From the ages of five to 12, the average youngster needs at least eight to 10 hours a night, and some children may need even more than that (five-year-olds can need as much as 12 hours’ sleep, and children aged six to 12 may need up to 10 or 11 hours).
So, if your child wakes up sluggish and having a lie in isn’t an option – because it’s a school day, for example – try moving her bedtime back so she can get an extra hour or so. Here are a few other ways to make sure your little one is getting enough Zzzs:
The quality of sleep is just as important as the quantity, so make sure your child’s bedroom is sleep friendly – that means cool, dark, and comfortable.

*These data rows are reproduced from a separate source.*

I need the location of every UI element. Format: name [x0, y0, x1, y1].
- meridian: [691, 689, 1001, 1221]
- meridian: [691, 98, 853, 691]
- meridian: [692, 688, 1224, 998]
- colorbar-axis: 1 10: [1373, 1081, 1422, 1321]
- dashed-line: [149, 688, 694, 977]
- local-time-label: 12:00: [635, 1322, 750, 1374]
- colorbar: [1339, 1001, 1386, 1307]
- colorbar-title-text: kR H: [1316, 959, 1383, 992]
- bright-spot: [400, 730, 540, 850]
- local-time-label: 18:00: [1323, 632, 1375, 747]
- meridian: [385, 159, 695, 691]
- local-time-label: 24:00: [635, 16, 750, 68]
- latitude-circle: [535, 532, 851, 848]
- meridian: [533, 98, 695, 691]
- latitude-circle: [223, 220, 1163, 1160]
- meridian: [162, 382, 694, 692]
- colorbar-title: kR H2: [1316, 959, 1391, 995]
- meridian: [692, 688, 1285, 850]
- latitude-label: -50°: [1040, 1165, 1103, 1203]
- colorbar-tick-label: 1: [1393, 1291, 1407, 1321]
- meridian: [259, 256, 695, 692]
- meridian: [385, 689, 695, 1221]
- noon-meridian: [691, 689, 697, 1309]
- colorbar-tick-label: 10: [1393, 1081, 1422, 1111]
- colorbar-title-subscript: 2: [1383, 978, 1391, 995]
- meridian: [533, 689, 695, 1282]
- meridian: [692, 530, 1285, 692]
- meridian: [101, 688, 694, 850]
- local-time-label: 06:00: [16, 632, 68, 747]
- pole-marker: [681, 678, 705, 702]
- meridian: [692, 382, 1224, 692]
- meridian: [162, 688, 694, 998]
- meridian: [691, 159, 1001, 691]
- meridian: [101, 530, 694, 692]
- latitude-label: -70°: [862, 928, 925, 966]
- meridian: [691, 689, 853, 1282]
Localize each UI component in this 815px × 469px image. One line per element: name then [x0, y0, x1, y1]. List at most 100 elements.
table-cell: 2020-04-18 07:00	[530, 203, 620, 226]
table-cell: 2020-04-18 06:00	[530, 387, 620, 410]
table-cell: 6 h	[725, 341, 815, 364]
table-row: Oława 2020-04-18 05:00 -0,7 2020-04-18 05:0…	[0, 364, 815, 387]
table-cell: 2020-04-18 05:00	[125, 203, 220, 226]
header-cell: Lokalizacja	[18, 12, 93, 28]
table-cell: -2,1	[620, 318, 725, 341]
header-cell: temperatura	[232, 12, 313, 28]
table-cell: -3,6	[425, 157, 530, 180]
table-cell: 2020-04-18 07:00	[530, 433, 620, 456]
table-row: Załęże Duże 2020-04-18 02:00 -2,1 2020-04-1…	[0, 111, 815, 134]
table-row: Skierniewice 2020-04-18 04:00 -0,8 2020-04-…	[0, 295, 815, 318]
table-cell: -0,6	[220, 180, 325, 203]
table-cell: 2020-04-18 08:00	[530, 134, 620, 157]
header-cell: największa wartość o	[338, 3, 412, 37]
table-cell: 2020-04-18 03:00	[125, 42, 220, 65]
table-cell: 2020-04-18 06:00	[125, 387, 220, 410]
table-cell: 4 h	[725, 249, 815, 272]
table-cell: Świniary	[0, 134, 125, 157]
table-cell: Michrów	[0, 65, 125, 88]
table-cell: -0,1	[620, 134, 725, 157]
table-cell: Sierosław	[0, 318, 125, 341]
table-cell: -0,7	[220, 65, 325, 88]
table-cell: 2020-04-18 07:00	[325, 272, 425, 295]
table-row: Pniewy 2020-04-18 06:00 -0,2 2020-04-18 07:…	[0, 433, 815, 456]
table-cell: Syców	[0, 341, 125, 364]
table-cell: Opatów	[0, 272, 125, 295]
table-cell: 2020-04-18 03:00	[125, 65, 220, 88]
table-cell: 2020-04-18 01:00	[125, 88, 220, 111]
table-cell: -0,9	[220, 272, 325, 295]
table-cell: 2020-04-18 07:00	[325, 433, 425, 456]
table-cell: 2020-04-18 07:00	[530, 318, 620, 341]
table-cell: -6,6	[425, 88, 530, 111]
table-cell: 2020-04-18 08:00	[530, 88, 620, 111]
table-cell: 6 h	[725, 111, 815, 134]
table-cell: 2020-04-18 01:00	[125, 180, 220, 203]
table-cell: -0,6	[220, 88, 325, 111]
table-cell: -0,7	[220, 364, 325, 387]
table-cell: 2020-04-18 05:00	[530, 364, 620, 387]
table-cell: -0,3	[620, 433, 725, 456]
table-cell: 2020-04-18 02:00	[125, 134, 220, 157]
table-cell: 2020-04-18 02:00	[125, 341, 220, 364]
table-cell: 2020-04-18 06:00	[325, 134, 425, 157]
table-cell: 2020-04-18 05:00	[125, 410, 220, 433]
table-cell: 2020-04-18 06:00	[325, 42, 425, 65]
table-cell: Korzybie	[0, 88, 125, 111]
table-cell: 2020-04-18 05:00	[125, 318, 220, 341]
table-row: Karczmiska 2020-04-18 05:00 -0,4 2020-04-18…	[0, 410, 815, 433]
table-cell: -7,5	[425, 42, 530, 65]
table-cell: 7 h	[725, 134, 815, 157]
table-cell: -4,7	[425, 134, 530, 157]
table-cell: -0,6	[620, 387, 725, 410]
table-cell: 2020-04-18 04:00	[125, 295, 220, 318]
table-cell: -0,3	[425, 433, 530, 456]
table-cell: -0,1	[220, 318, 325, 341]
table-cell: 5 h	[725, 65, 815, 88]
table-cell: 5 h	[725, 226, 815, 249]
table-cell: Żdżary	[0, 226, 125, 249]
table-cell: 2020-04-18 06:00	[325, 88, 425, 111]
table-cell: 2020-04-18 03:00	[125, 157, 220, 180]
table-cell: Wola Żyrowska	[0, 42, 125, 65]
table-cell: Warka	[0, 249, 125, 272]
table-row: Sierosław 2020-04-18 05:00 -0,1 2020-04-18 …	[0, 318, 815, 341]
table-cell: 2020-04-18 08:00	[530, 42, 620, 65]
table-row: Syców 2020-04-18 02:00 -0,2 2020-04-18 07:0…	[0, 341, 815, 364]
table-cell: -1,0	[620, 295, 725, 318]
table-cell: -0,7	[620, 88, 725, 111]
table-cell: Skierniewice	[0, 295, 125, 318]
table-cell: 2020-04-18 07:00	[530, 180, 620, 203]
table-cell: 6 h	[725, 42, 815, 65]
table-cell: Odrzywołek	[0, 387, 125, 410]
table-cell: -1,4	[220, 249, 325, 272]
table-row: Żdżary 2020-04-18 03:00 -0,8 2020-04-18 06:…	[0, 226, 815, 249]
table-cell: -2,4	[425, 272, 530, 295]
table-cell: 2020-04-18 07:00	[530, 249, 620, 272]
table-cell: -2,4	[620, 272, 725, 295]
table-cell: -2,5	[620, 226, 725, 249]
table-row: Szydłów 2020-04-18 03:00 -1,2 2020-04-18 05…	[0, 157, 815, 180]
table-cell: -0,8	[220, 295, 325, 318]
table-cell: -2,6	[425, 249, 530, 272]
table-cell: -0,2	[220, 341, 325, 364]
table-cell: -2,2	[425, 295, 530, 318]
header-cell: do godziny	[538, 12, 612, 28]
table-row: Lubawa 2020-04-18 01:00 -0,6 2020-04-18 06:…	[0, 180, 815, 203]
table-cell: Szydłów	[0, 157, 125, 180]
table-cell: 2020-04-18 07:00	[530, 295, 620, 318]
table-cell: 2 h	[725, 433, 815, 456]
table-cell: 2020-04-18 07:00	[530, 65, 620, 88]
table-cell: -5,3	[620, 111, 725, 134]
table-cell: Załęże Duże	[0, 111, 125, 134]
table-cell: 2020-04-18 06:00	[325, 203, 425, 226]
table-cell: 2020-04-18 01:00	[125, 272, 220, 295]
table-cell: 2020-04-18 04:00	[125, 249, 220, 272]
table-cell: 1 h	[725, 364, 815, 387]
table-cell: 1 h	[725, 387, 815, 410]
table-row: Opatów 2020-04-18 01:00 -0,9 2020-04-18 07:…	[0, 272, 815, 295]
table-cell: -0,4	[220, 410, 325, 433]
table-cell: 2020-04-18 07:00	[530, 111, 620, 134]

Research shows kids who have electronic equipment in their rooms have a harder time falling asleep and staying asleep, so unplug any TVs, stereos or computers.
Watch the clock
Find the right bedtime for your child and stick to it. The average time for children aged five to 12 is 9 pm, and children who go to bed after this are more likely to have sleep problems because they are overtired.
Remember the three Bs
Research has shown that having a set bedtime routine every night can help a child fall asleep faster and stay asleep longer than those who don’t follow a routine. ‘Bath, book and bed’ is always a good one.
Use bedtime to put any arguments to bed, too. If you had a row earlier in the evening, for example, acknowledge it and agree to end it at bedtime so you can make a fresh start in the morning.